In its most fundamental form optimal transport reduces to an assignment problem, which is a combinatorial optimization problem and NP hard in general. In the first half of the last century, Leonid Kantorovich bypassed this issue as he suggested a relaxation of OT as a probability mass transportation problem — which laid the foundations of linear programing. Since then, the computation of OT is a highly active field of research. Modern methods often exploit duality, the specific structure of the ground space and of the cost functional. In fact, due to such computational progress and the flexibility of OT, various concepts for OT data analysis (OTDA) are beginning to find its way into novel areas of applications including tomography, cell biology and geophysics, to mention a few. Nevertheless, OTDA computation still is a bottleneck when processing millions of data, highly relevant to the aforementioned applications. This becomes even more critical for related but more complex tasks such as multi-marginal transport, or transport problems, which are to be solved up to isometries of the ground space resulting in the Gromov–Wasserstein transport.

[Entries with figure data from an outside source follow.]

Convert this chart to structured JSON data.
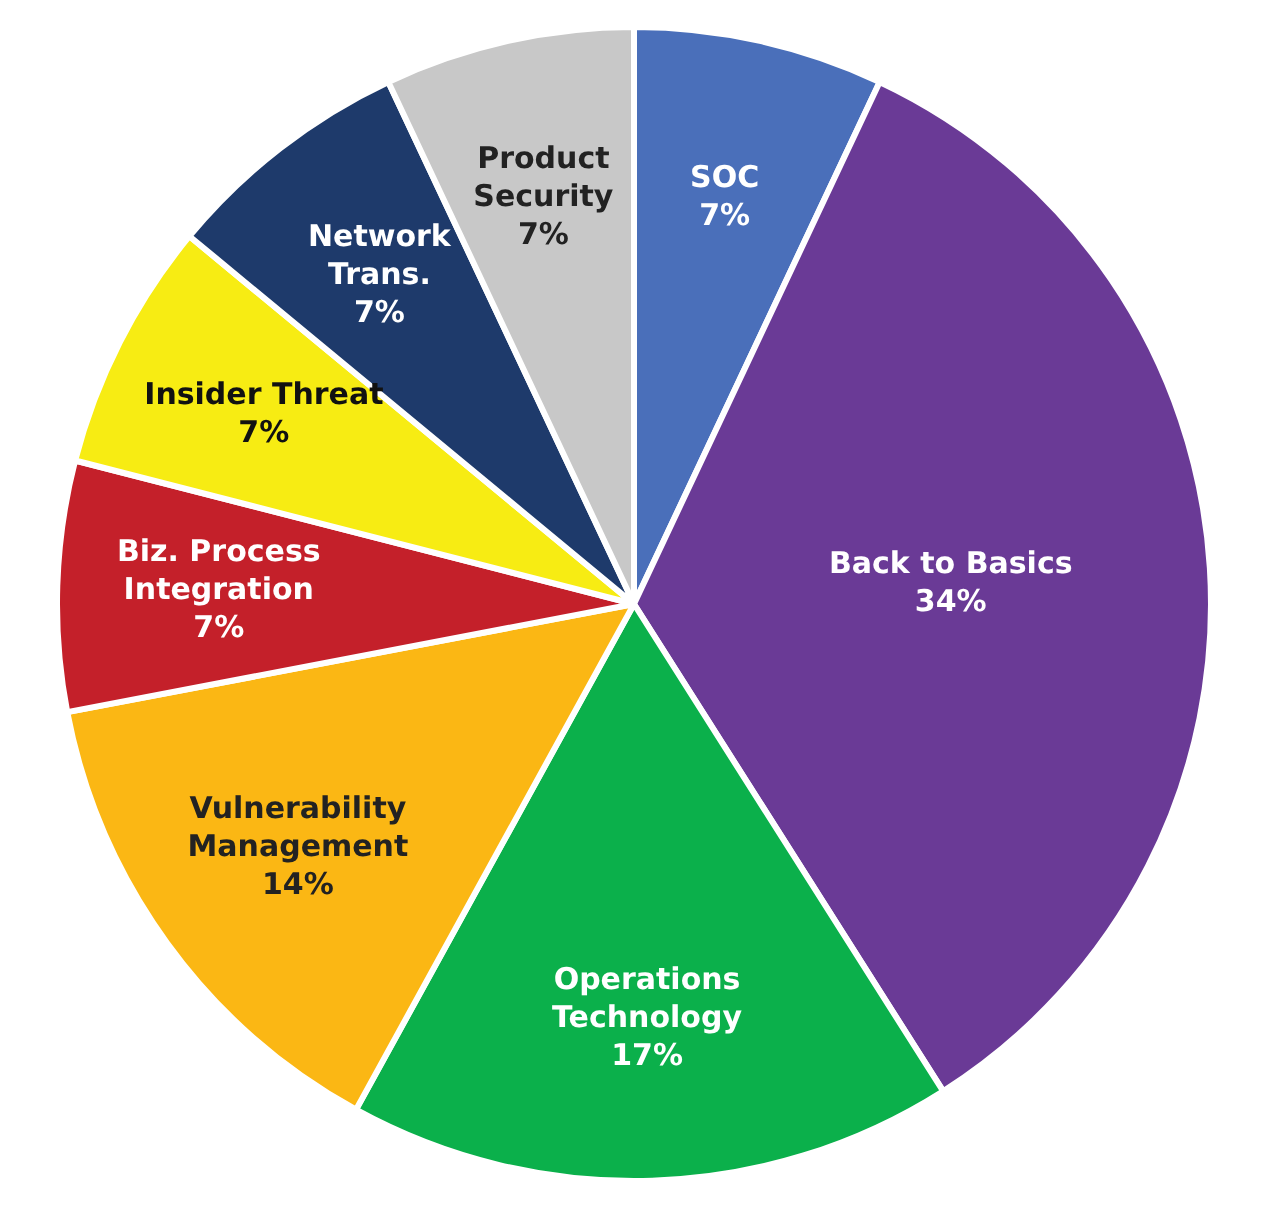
{
  "chart_data": {
    "type": "pie",
    "categories": [
      "SOC",
      "Back to Basics",
      "Operations Technology",
      "Vulnerability Management",
      "Biz. Process Integration",
      "Insider Threat",
      "Network Trans.",
      "Product Security"
    ],
    "values": [
      7,
      34,
      17,
      14,
      7,
      7,
      7,
      7
    ],
    "value_labels": [
      "7%",
      "34%",
      "17%",
      "14%",
      "7%",
      "7%",
      "7%",
      "7%"
    ],
    "colors": [
      "#4a6fba",
      "#6a3a96",
      "#0bb04b",
      "#fbb714",
      "#c4202a",
      "#f7ec13",
      "#1e3a6b",
      "#c8c8c8"
    ],
    "legend": false
  }
}
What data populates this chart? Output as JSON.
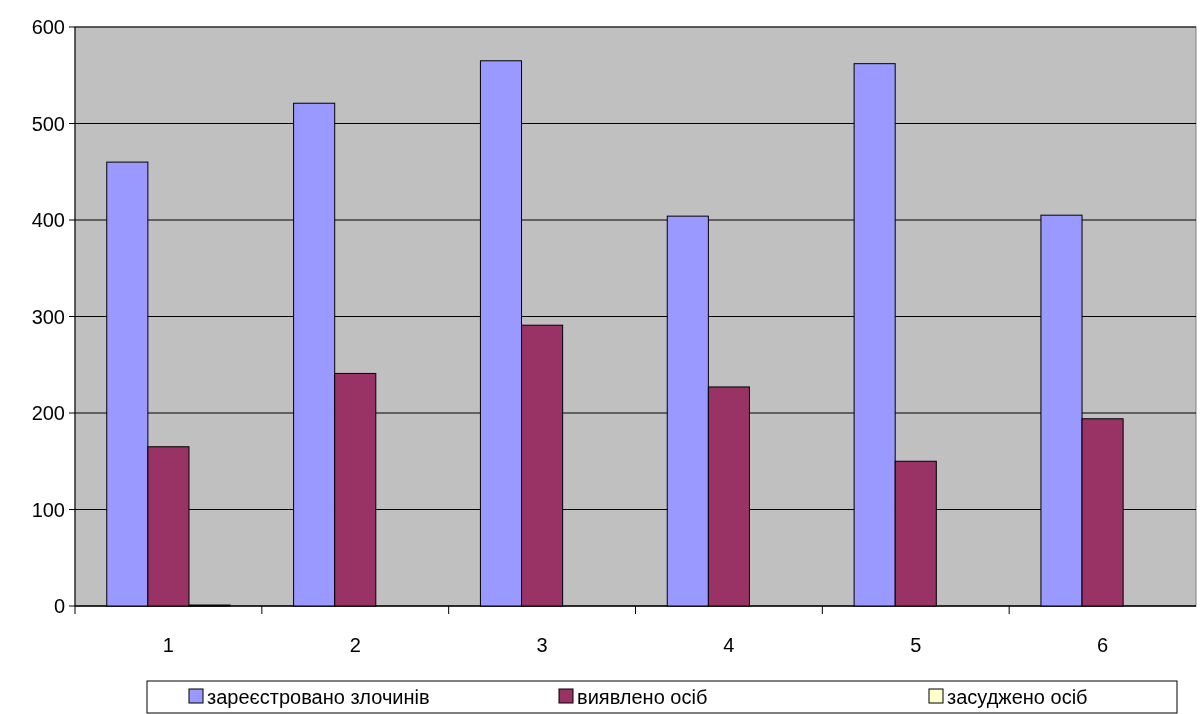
{
  "chart_data": {
    "type": "bar",
    "categories": [
      "1",
      "2",
      "3",
      "4",
      "5",
      "6"
    ],
    "series": [
      {
        "name": "зареєстровано злочинів",
        "color": "#9999ff",
        "values": [
          460,
          521,
          565,
          404,
          562,
          405
        ]
      },
      {
        "name": "виявлено осіб",
        "color": "#993366",
        "values": [
          165,
          241,
          291,
          227,
          150,
          194
        ]
      },
      {
        "name": "засуджено осіб",
        "color": "#ffffcc",
        "values": [
          1,
          0,
          0,
          0,
          0,
          0
        ]
      }
    ],
    "ylim": [
      0,
      600
    ],
    "yticks": [
      0,
      100,
      200,
      300,
      400,
      500,
      600
    ],
    "grid": "y",
    "legend": "bottom"
  }
}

Hence, despite its great conceptual appeal and certain computational progress, OTDA is still in its infancy. This also concerns the development of statistical methodology and theory.

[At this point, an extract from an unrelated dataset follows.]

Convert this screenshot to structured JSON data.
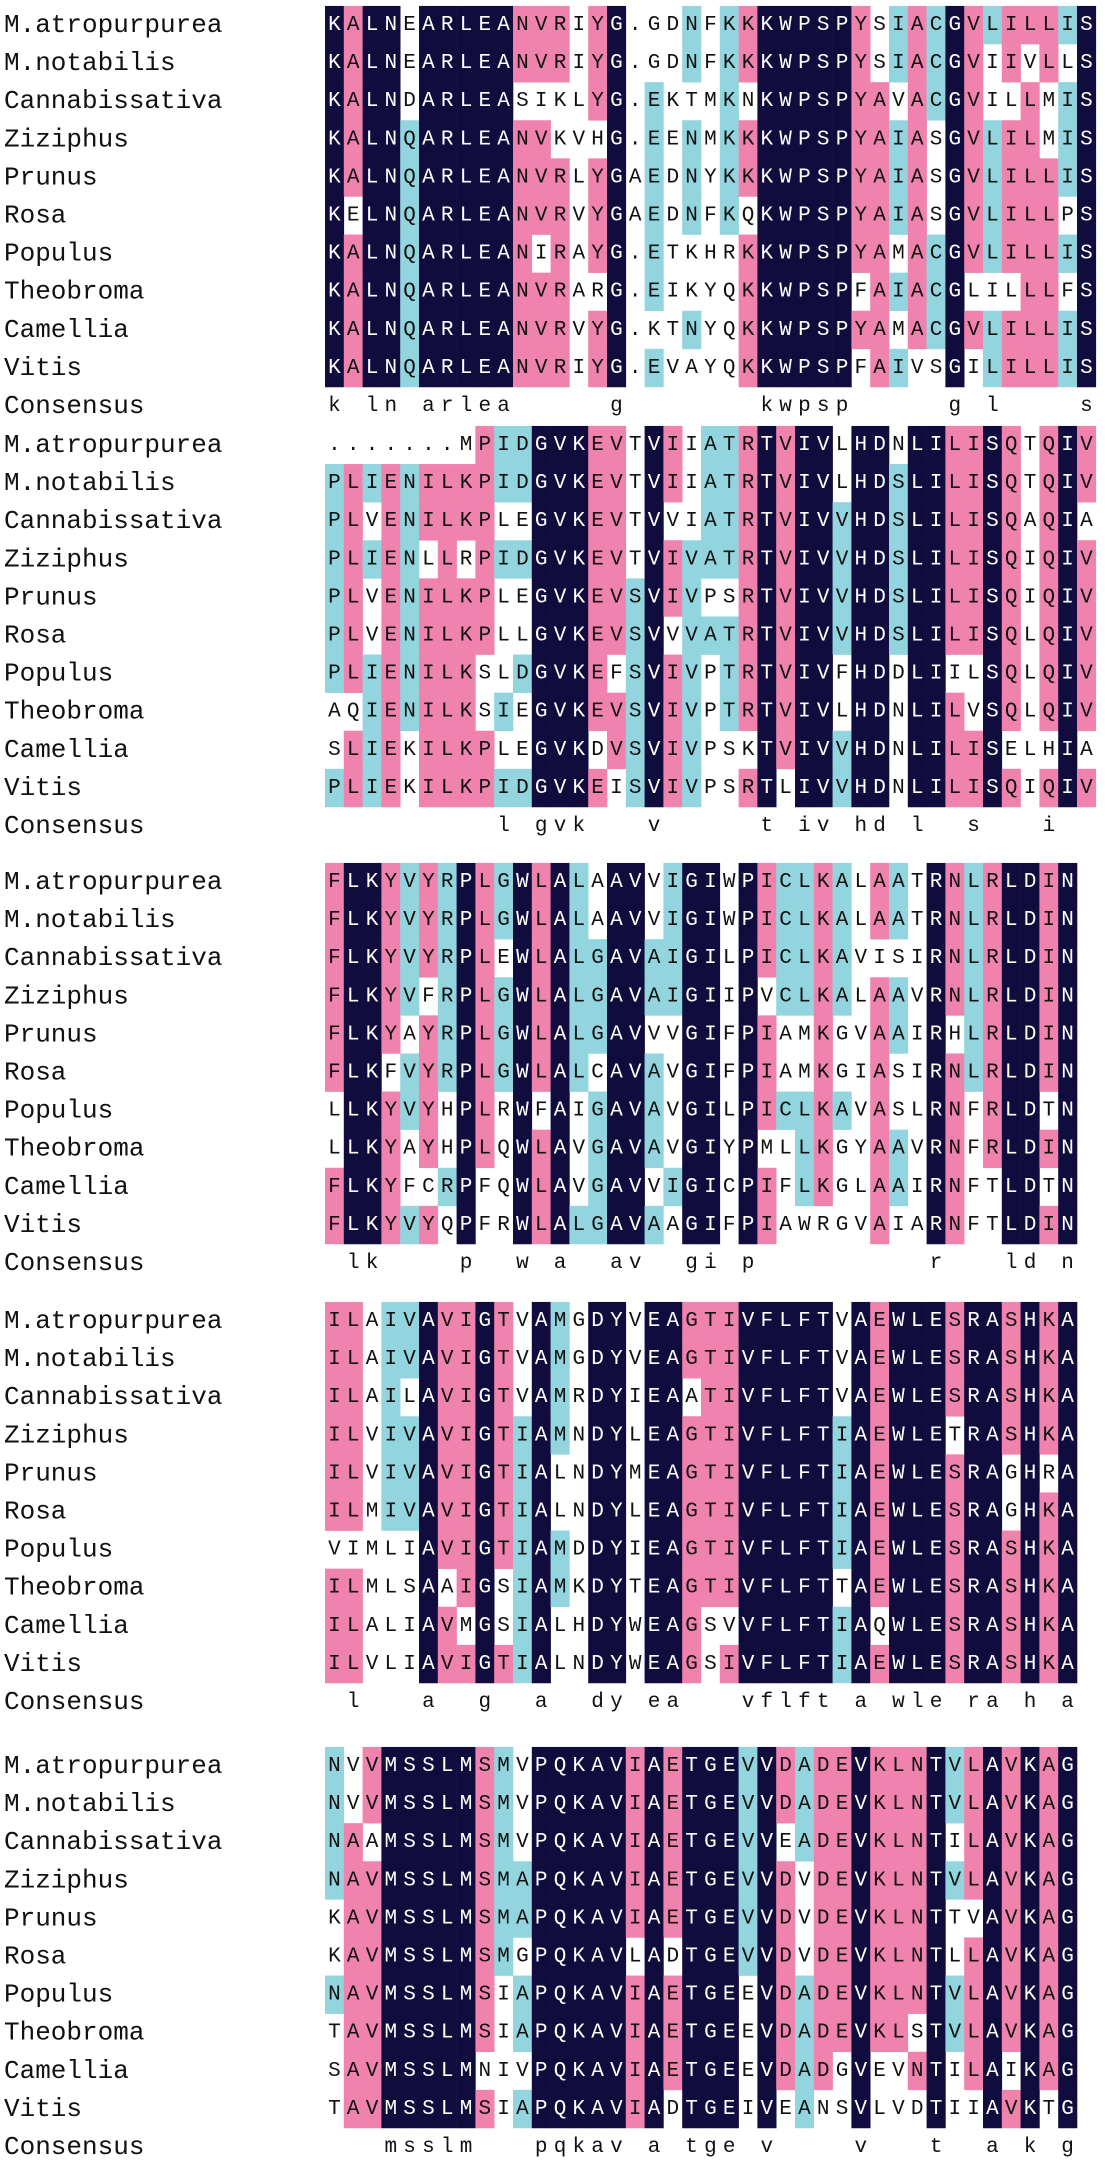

In this talk we will discuss some recent developments in OTDA at the cutting edge of statistical methodology and computation. This includes OT-baycenters, which are summary measures of data with complex geometric structure, as well as novel ways to measure dependency. Mathematical tools are limit laws and risk bounds for empirical OT plans and distances on finite and discrete spaces. Proofs are based on a combination of sensitivity analysis from convex optimization and discrete empirical process theory. From this, we obtain methods for statistical inference, fast simulation and for fast randomized computation of OTDA tasks in large scale data applications at pre-specified computational cost. The performance of OTDA is illustrated in various computer experiments and on data from structural biology and super-resolution cell microscopy.
This talk surveys work over the last years. Collaborations with Florian Heinemann, Shayan Hundrieser, Marcel Klatt, Facundo Memoli, Giacomo Nies, Katharina Proksch, Max Sommerfeld, Thomas Staudt, Carla Tameling, Zhengchao Wan, Christoph Weitkamp and Yoav Zemel are gratefully acknowledged.